Vu le 17 octobre
2003
Les plus cultivés
d'entre vous ont peut-être déjà lu un bouquin avant son adaptation au cinéma,
défiant ainsi la célèbre locution : « j'attendrai
qu'il sorte en vidéo. » Je ne peux qu'encourager cette pratique qui
consiste à commencer par le commencement, c'est-à-dire lire Crichton avant
d'aller voir Jurassic Park, lire Boulle avant de ne pas aller voir La
Planète des singes, lire Fielding avant de louer Le Journal de Bridget
Jones, feuilleter Tolkien en diagonale en sautant les pages chiantes avant
d'aller voir Le Seigneur des anneaux, etc.
Sans vouloir faire
mon vieux réac (je ne nie pas qu'une œuvre cinématographique puisse rendre
convenablement hommage à son prédécesseur papier, et même parfois le magnifier :
après tout Les Dents de la mer est
tout de même supérieur au bouquin original), je voudrais quand même rappeler
que la lecture d'un livre est souvent plus porteuse d'émotions que le simple
visionnage d'une adaptation, fût-elle fidèle. Tout simplement parce que les
deux médias sont de natures tout à fait différentes, et qu'adapter « fidèlement »

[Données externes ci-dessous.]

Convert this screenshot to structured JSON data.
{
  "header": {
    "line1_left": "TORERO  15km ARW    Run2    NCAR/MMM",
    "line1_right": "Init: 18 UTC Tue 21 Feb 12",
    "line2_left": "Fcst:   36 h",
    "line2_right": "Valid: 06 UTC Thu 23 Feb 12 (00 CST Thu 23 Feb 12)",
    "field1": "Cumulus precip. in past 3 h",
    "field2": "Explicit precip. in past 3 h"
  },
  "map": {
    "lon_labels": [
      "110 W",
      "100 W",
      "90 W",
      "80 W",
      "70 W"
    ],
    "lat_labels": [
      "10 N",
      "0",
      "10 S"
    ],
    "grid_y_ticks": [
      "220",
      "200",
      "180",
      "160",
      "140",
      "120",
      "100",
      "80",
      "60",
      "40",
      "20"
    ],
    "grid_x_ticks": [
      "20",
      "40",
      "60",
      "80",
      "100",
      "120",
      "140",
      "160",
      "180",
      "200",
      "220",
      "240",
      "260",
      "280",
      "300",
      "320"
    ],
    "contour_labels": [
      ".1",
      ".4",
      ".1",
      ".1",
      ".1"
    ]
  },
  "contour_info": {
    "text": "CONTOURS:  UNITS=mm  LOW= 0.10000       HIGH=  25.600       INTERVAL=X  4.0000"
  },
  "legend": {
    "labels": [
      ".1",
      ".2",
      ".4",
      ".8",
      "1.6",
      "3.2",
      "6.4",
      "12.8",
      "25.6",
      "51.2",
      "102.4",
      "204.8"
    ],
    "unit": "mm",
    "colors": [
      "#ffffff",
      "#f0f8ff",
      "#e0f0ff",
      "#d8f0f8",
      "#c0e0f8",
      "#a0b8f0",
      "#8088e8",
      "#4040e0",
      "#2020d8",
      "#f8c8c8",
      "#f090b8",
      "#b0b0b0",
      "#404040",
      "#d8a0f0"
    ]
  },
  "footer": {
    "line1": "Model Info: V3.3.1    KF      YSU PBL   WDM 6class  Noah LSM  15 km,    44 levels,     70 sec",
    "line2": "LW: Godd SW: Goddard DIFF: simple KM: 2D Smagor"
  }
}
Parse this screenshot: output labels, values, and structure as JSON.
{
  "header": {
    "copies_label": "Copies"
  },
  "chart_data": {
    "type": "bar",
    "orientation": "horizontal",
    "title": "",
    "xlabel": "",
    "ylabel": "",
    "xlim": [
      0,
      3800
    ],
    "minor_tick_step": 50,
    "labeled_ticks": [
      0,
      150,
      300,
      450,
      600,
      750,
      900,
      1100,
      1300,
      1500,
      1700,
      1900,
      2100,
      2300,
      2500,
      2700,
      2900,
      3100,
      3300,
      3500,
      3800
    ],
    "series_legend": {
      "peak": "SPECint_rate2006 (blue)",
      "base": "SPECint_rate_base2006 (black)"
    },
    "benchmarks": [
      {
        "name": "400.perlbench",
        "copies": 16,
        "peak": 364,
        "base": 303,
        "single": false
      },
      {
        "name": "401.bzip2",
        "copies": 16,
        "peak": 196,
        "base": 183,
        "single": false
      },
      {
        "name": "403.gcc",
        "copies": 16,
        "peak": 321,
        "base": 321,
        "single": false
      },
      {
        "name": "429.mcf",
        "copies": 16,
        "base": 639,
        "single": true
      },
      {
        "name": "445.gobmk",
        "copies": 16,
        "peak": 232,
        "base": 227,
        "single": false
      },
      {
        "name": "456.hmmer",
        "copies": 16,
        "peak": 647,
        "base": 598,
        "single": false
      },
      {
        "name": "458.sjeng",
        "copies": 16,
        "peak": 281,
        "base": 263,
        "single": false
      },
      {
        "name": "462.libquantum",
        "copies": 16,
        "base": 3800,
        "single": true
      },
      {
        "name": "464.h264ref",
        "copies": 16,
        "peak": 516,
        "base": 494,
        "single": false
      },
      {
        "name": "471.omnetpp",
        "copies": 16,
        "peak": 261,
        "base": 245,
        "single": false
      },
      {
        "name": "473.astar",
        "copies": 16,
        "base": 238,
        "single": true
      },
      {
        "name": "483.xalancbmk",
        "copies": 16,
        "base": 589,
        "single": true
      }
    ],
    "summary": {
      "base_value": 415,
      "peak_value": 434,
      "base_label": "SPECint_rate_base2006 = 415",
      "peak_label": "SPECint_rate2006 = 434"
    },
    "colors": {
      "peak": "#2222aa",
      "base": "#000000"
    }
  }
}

un livre en film revient à essayer de donner un goût de fraise à l'emballage d'un bonbon. C'est très difficile et ça ne sert à rien. La magie du livre n'a rien à voir avec celle
du cinéma, c'est pourquoi il faut être très talentueux et un brin inconscient
pour tenter une adaptation.
Du talent, Stephen
Norrington n'en manque pas (Blade est finalement plutôt un bon film, oui), mais il
partait quand même ici avec un handicap de poids : il s'attaquait à du Alan
Moore. Oui, Alan Moore est grand, Alan Moore est LE scénariste de bande dessinée,
Alan Moore est Dieu et je bénis son nom, je brûle des cierges devant des
poupées hirsutes à son effigie, je sacrifie des petits enfants baptistes à
chaque énoncé de son noble patronyme. Loué soit Alan le Grand.
Et, pour ceux qui
n'auraient pas bien imprimé, Alan Moore a écrit La Ligue des gentlemen
extraordinaires*, BD culte dessinée par Kevin O'Neill, dont le thème est si
génial que toute adaptation était éminemment casse-gueule. Le principe est
simple : imaginez que les personnages de romans du xixe siècle aient vraiment existé. Imaginez que
Sherlock Holmes, le docteur Jekill, Dracula, Nana... que sais-je encore, aient
tous réellement vécu et se soient croisés à certaines occasions. L'idée n'est
pas si originale que ça, c'est le principe de base du cross-over déjà utilisé
dans la littérature (lisez donc Arsène Lupin contre Herlock Sholmes, de
Maurice Leblanc) et plus particulièrement dans le courant Wold Newton, et de
même le principe a été vu cent mille fois dans les comics américains, où les
héros ne cessent de se croiser.
Le génie de Moore a
été de remonter à la base du mythe du héros, qui pour lui se situe dans cette
littérature du xixe où
apparaissent les personnages hauts en couleur de détectives (Dupin, Holmes...),
les dérives de la science (Jekill et Hyde, l'homme invisible...), les
aventuriers fanatiques (Nemo...), autant de modèles que l'on retrouve dans les
comics de super-héros. La BD originale met donc en scène des personnages tels
qu’Allan Quatermain, le capitaine Nemo, Henry Jekill et bien d'autres, tous réunis
par un énigmatique monsieur M pour « sauver
l'Empire britannique à l'aube du xxe
siècle ».
La BD est truffée
de référence aux grands classiques de la littérature (presque une par case) et
un scénario malin parvient même à nous tenir en haleine. Par contre, l'adapter
tel quel aurait été particulièrement risqué (et dangereux pour les relations
diplomatiques avec la Chine**), Norrington a donc pris le parti de modifier
entièrement le scénario (en conservant un certain nombre de détails
intéressants), et a réussi un joli tour de force : l'intrigue globale du film,
quoique différente, vaut finalement celle de la BD (si !).
C'est après que ça
déconne. Dès le casting. Dans la BD, c'est Mina Murray qui dirige la Ligue.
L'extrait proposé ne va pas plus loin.